When I began to write, it was not the larger world—or my Vietnamese refugee experience—that I wanted to address. I tried instead to capture what it was like to lose someone who had been my preoccupation throughout my college life; who was, in fact, my life then. I was too close to the subject, however, too hurt to do the story justice. But the raw emotions unearthed another set of older memories simmering underneath.
The brokenhearted adult slowly found himself recalling the undressed wounds of the exiled child who stood alone on the beach of Guam, the refugee camp with its khaki green tents flapping in the wind, missing his friends, his dogs, fretting about his parents, wondering if he’d ever see his homeland again. The long line for food under a punishing sun. People weeping themselves to sleep.

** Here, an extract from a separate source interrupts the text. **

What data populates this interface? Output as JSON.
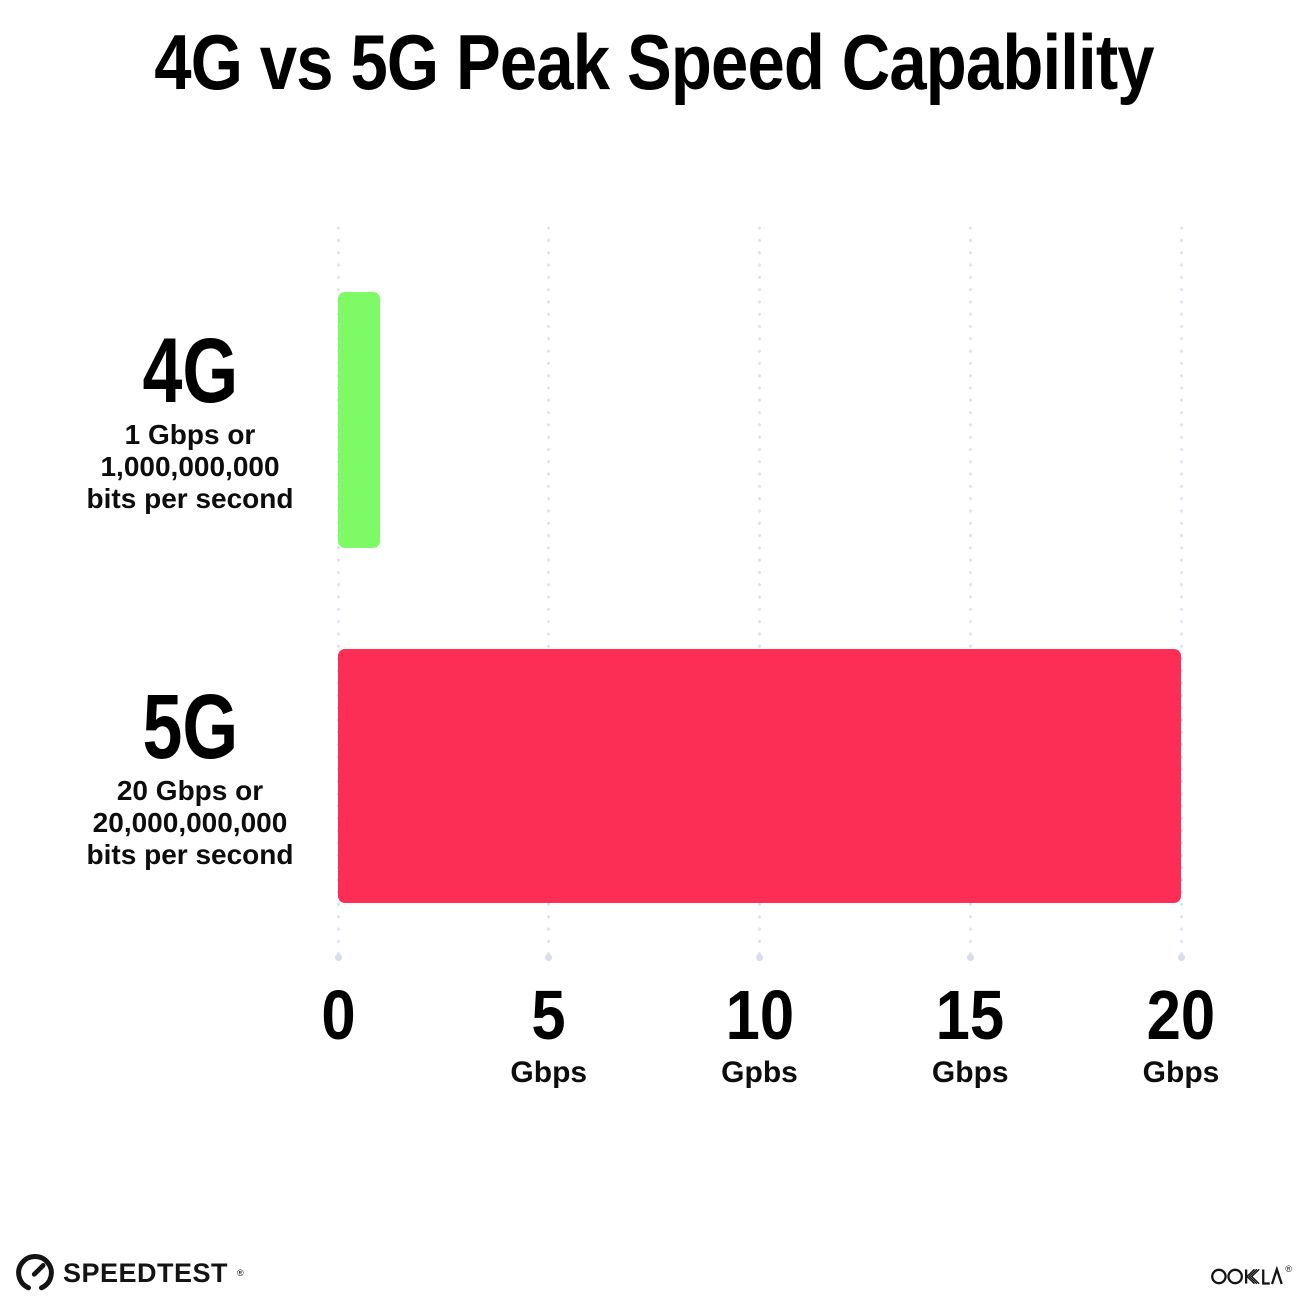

My sadness opened a trapdoor to the past. I yearned for memories. I wrote some more. I began to fancy myself a writer.
I can’t remember for sure now how he was talked down, that Chinese boy from my dorm, and how long he stood up there. I do remember that it was around that time that they put up suicide bars on the Campanile.
Not long ago, after revisiting the Berkeley campus, I had a dream. In it, it is me who finds himself alone atop the Campanile at sunset. I am not afraid. Below, people have gathered. Before me: a beatific horizon. I leap. And I soar high over Berkeley before heading out to where sky kisses sea. I haven’t landed yet.
Andrew Lam ’86 is an editor for Pacific News Service and a regular commentator for National Public Radio’s All Things Considered. But his real love is writing fiction. He is finishing his second book, a collection of short stories.